The place is associated with many mythical stories, especially about the circumstances that led to the origin of the river. Kavera was a local hunter king of the region, who did great penance to please Lord Siva. The boon he was was prosperity for his people. Lord Shiva blessed him with a daughter named Kaveri. And told him that his wishes will be fulfilled through Kaveri.
Later on Kavera gave his daughter in marriage to Sage Agasthya, who was sent to southward by Lord Shiva. The entire country at that time was going through the tyrannical rule of a demon called Surapadma.
One day while going to take bath by the river, Sage Agasthya turned Kaveri into water and kept in his holy pitcher. He did this for the safety of his wife.

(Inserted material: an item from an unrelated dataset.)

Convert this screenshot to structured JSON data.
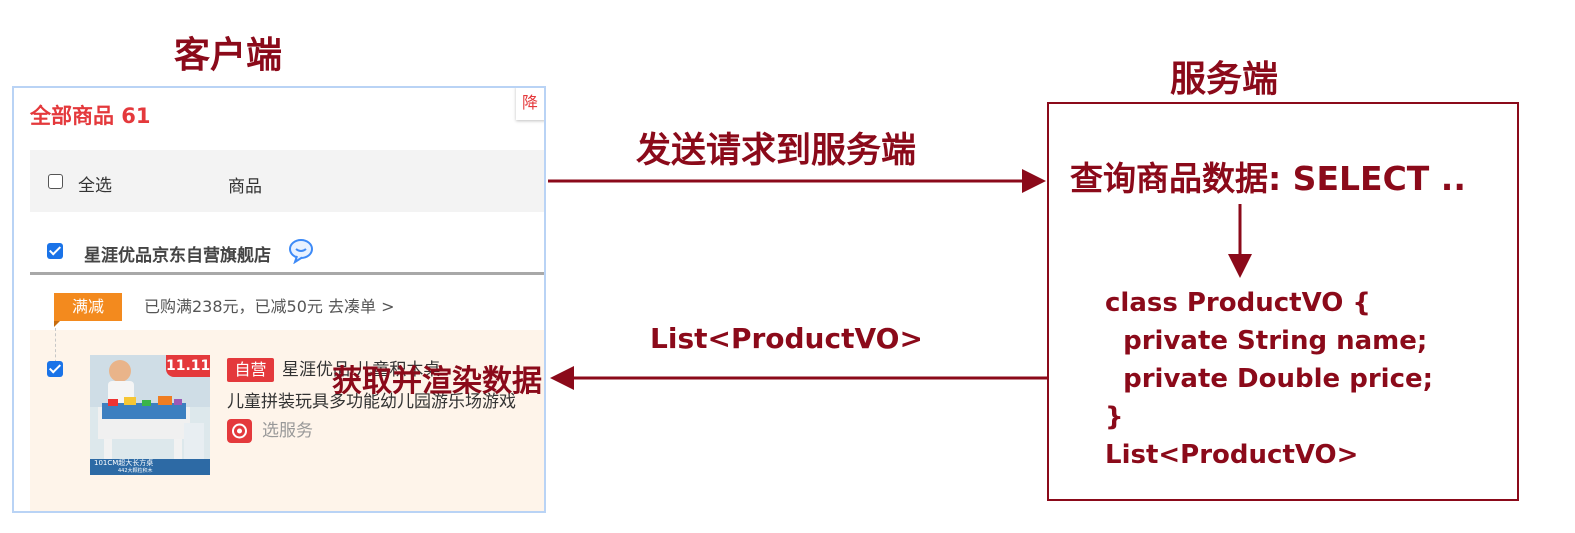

Lord Ganesha took the form of a crow and upturned the pitcher, to save the place from the great drought. Water came out gushing through the holy pitcher and became a river, called the Kaveri.
According to the Hindu traditional calendar, Tulasankramana day ( about mid October) is an auspicious day. On that day at a predetermined moment water gushes up from the spring. Pilgrims flock in thousands to take bath during this auspicious moment. It is an immensely popular but crowded affair.
At Talakaveri you can see a sacred pond and small shrine of Goddess Kaveri at its corner. Further up are a group of larger shrines dedicated to Ganapati, Siva and Agasthya.
A climb further 365 steps to top of the Brahmagiri hill can give you great panoramic view of the valley and the rolling mountain ranges beyond.
If you are traveling by car, drive towards Bhagamandala and then take the deviation to Talakaveri. The route is circuitous all the way, and pass through the ghat after Bhagamandala.